Tidak hanya itu, kemampuan guru
mengembangkan dan mengelola dua faktor di atas pada akhirnya melahirkan
perbedaan typelogi yang mendasar dari guru itu sendiri dalam pengajaran dan pendidikan
di sekolah. Oleh karena itu, dalam
konteks di atas,
meminjam istilah fiqh maka guru dapat dibagi ke dalam tiga type guru pertama,
type “guru makruh”. Guru makruh adalah guru yang keberadaan dan kehadiranya
di hadapan peserta didik dan lingkungan sekolah hanya memberikan beban dan
ketakutan pada peserta didiknya. Artinya guru yang makruh tersebut tidak
memiliki kontribusi dan manfaat bagi siswa-siswanya, justru guru tersebut membawa
kemudaratan bagi siswa-siswanya. Sehingga kemudian tidak dikehendaki
ketidakhadiranya dalam kelas, artinya ketika guru tersebut hadir dalam kelas,
maka tidak disenangi kehadiranya dan kalau tidak hadir dalam kelas maka
dirayakan ketidakhadirannya oleh siswa. Hal ini sesuai dengan pernyataan
Rasulullah bahwa “seburuk-buruknya manusia adalah manusia yang membuat
malapetaka bagi manusia sekitarnya.
Ada banyak ciri-ciri untuk mengidentifikasi bahwa guru
tersebut adalah guru makruh, diantaranya;
1)
Kepribadiannya lebih ditakuti dari
pada dihormati oleh peserta didik.
2) Tidak memiliki ikatan dan hubungan
emosional dengan peserta didik. Hubungan dengan siswanya terjadi secara mekanik
bukan humanis
3) Pembelajaran yang dilakukan terasa
kaku dan terjadi transformasi sikap dan pengatahuan secara “paksa” bagi peserta
didik. Sehingga
pada akhirnya tidak membekas pada peserta didik
4) Keberadaanya dalam kelas lebih
banyak menuntut untuk didengar dan ditakutkan dari pada berusaha mendengar dan
saling menghargai.
5) Pengajaran yang dilakukan tidak
berorientasi pada permasalahan dan kebutuhan peserta didik tetapi berorientasi
pada guru tersebut
6) Pendekatan yang dilakukan adalah pendekatan pembelajaran otoriter
dan berpusat pada guru.
7) Pengajaran yang dilakukan tidak
berdampak dan tidak mendapatkan simpatik dari peserta didik.
8)
Proses belajar yang dilakukan hanya
untuk menggugurkan kewajiban semata.
9)
Keberadaannya dalam kelas
menimbulkan ketidaknyamanan sekaligus membosankan bagi peserta didik.
10) Tidak
terjadinya interaksi mutualisme-konstruktif dalam kelas mauapun diluar kelas.
11) Guru
makruh tersebut akan dikenang oleh siswanya karena keburukannya
“Guru makruh” ini ketika tidak dapat hadir di
sekolah, peserta didiknya merasa bersyukur dan berharap agar guru tersebut
tidak dapat masuk selama-lamanya. Peserta didik merasa dirugikan atas
kehadiranya. Begitu juga sebaliknya, ketika guru tersebut hadir, peserta
didiknya tidak merasa diuntungkan atas kehadiranya. Matakuliah atau pelajaran
yang berat semakin sulit dirasakan oleh peserta didik ketika diajar oleh guru makruh
tersebut. Kemudian fakta yang lain terkait dengan hal ini adalah kadang guru
makruh lebih “senang” dan “bangga” apabila “ditakutin” atau mampu “menakuti”
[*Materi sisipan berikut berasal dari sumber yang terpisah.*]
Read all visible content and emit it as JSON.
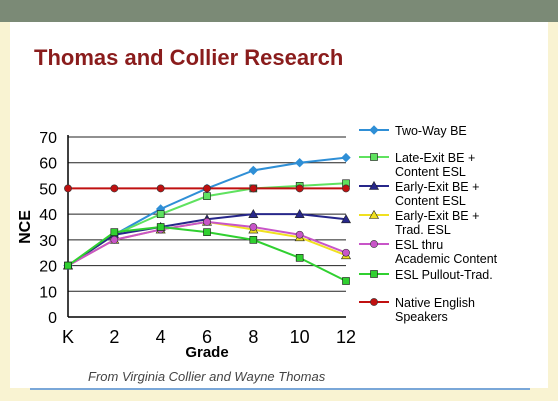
{
  "slide": {
    "title": "Thomas and Collier Research",
    "credit": "From Virginia Collier and Wayne Thomas"
  },
  "chart_data": {
    "type": "line",
    "xlabel": "Grade",
    "ylabel": "NCE",
    "categories": [
      "K",
      "2",
      "4",
      "6",
      "8",
      "10",
      "12"
    ],
    "ylim": [
      0,
      70
    ],
    "yticks": [
      0,
      10,
      20,
      30,
      40,
      50,
      60,
      70
    ],
    "grid": "horizontal",
    "legend_position": "right",
    "series": [
      {
        "name": "Two-Way BE",
        "color": "#2f8fd6",
        "marker": "diamond",
        "values": [
          20,
          32,
          42,
          50,
          57,
          60,
          62
        ]
      },
      {
        "name": "Late-Exit BE + Content ESL",
        "color": "#5fe25f",
        "marker": "square",
        "values": [
          20,
          32,
          40,
          47,
          50,
          51,
          52
        ]
      },
      {
        "name": "Early-Exit BE + Content ESL",
        "color": "#27278a",
        "marker": "triangle",
        "values": [
          20,
          32,
          35,
          38,
          40,
          40,
          38
        ]
      },
      {
        "name": "Early-Exit BE + Trad. ESL",
        "color": "#f0e020",
        "marker": "triangle",
        "values": [
          20,
          30,
          34,
          37,
          34,
          31,
          24
        ]
      },
      {
        "name": "ESL thru Academic Content",
        "color": "#c855c8",
        "marker": "circle",
        "values": [
          20,
          30,
          34,
          37,
          35,
          32,
          25
        ]
      },
      {
        "name": "ESL Pullout-Trad.",
        "color": "#30d030",
        "marker": "square",
        "values": [
          20,
          33,
          35,
          33,
          30,
          23,
          14
        ]
      },
      {
        "name": "Native English Speakers",
        "color": "#c01010",
        "marker": "circle",
        "values": [
          50,
          50,
          50,
          50,
          50,
          50,
          50
        ]
      }
    ],
    "legend": [
      {
        "lines": [
          "Two-Way BE"
        ],
        "series": 0
      },
      {
        "lines": [
          "Late-Exit BE +",
          "Content ESL"
        ],
        "series": 1
      },
      {
        "lines": [
          "Early-Exit BE +",
          "Content ESL"
        ],
        "series": 2
      },
      {
        "lines": [
          "Early-Exit BE +",
          "Trad. ESL"
        ],
        "series": 3
      },
      {
        "lines": [
          "ESL thru",
          "Academic Content"
        ],
        "series": 4
      },
      {
        "lines": [
          "ESL Pullout-Trad."
        ],
        "series": 5
      },
      {
        "lines": [
          "Native English",
          "Speakers"
        ],
        "series": 6
      }
    ]
  }
}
peserta didiknya. Padahal kalau menggunakan paradigma pendidikan dewasa ini,
kondisi tersebut merupakan awal kegagalan guru yang sangat besar. Intinya guru makruh ini adalah
tidak memiliki manfaat bahkan hanya membawa kemudaratan bagi peserta didiknya.
Misalnya beban psikologis, teror mental, kekerasan fisik, dan pembunuhan
karakter.
Kedua guru sunnah,
adalah guru yang keberadaan dan kehadirannya di sekolah tidak menjadi masalah
bagi siswanya, begitupula ketidakhadiran atau ketiadaan dirinya di kelas
(sekolah) juga tidakpula menjadi masalah
bagi siswanya. Artinya kehadirannya (keberadaan) dirinya memberikan manfaat
pada siswa akan tetapi ketidakadaan atau
kehadirinya tidak memberikan mudarat atau merugikan siswa. Kecenderungan guru
sunnah ini, tidak berimplikasi banyak pada peningkatan pengetahuan dan perubaha
sikap peserta didik, akan tetapi juga tidak berdampak buruk pada peserta didik.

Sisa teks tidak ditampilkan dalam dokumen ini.